Re: [PATCH 8/8] RFC: use a TASK_FIFO kthread for read completion support

From: Christoph Hellwig

Date: Wed Apr 15 2026 - 01:56:29 EST

On Tue, Apr 14, 2026 at 10:23:13AM +0800, Gao Xiang wrote:
> All softirq IO completion already works like this although
> softirq tasks are not strictly called "RT tasks" (i.e. a non-RT
> task issues the IO, and the softirq IO completion will interrupt
> all ongoing tasks).
>
> Basically what we want is to get a non-atomic context instead of
> using the current softirq context for read post-processing and
> switch to the task context immediately as you said, because:
>
> - Our post-processing needs to work in task contexts since
> advanced features like compression deduplication need it;
>
> - Even regardless of our specific requirement needing task
> contexts, using a dedicated task context for read
> post-processing is much better than run in the original
> softirq context:
>
> - Algorithmic work could take extra time (especially slow
> LZMA algorithm could take milliseconds on low devices
> (however, we need a common workflow for all algorithms,
> including fast algorithms like lz4) and verify work for
> example); and long processing time will interfere with
> other remaining softirq tasks like sound-playback
> / network softirqs;
>
> - If it is then deferred to softirqd, it just makes this
> latency issue _worse_.

Yes, and the same applies to a lot of other things.

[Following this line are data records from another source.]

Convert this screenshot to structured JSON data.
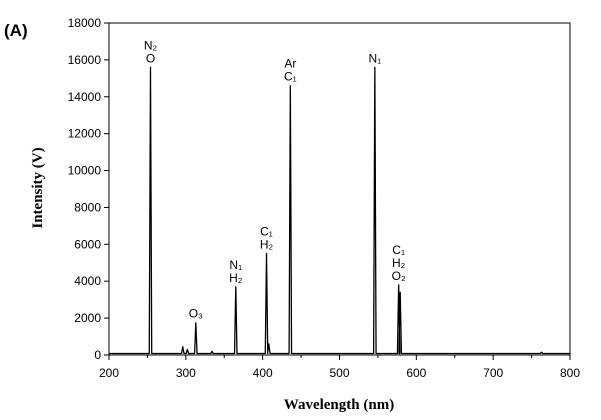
{
  "chart_data": {
    "type": "line",
    "panel_label": "(A)",
    "title": "",
    "xlabel": "Wavelength (nm)",
    "ylabel": "Intensity (V)",
    "xlim": [
      200,
      800
    ],
    "ylim": [
      0,
      18000
    ],
    "xticks": [
      200,
      300,
      400,
      500,
      600,
      700,
      800
    ],
    "yticks": [
      0,
      2000,
      4000,
      6000,
      8000,
      10000,
      12000,
      14000,
      16000,
      18000
    ],
    "grid": false,
    "legend": "none",
    "line_color": "#000000",
    "baseline": 80,
    "peaks": [
      {
        "x": 254,
        "y": 15600,
        "labels": [
          "N₂",
          "O"
        ]
      },
      {
        "x": 296,
        "y": 450,
        "labels": []
      },
      {
        "x": 302,
        "y": 300,
        "labels": []
      },
      {
        "x": 313,
        "y": 1750,
        "labels": [
          "O₃"
        ]
      },
      {
        "x": 334,
        "y": 200,
        "labels": []
      },
      {
        "x": 365,
        "y": 3700,
        "labels": [
          "N₁",
          "H₂"
        ]
      },
      {
        "x": 405,
        "y": 5500,
        "labels": [
          "C₁",
          "H₂"
        ]
      },
      {
        "x": 408,
        "y": 600,
        "labels": []
      },
      {
        "x": 436,
        "y": 14600,
        "labels": [
          "Ar",
          "C₁"
        ]
      },
      {
        "x": 546,
        "y": 15600,
        "labels": [
          "N₁"
        ]
      },
      {
        "x": 577,
        "y": 3800,
        "labels": [
          "C₁",
          "H₂",
          "O₂"
        ]
      },
      {
        "x": 579,
        "y": 3400,
        "labels": []
      },
      {
        "x": 763,
        "y": 150,
        "labels": []
      }
    ]
  }
}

A very similar
algorithmic issue is the checksum validation, be that T10-PI or
file system native checksums. We don't want to run them from
soft/hardirq context obviously, but we really need them to preempt
other work on the cpu, and avoid scheduling latency. The case
that started this is a bit different - folio invalidation mostly
needs user context to take sleeping locks, but those are usually
uncontented. Again, getting this work done ASAP as readers
are synchronously waiting is important.

>> Tejun asked Sandeep if setting the workqueue thread priority to
>> -19 through sysfs (i.e. making them higher priority than normal
>> kernel threads) had the same effect on latency as using a dedicated
>> per-cpu RT task thread. THere was no followup.
>
> I think the issue is that people are not already working on the
> same topic:
>
> - Unlike large subsystems like XFS, people don't already work on
> EROFS unless they have new requirements or urgent production
> issues;
>
> - The original latency issue was already considered as "done" in
> 2023, and I'm not sure if Sandeep could have the bandwidth to
> pause his current work and test more setups according to this
> ongoing discussion in 2026.

Which unfortunately might explain the sad state of Android. You
really need dedicated people around and help to improve core
infrastructure, instead of adding random Kconfig choices.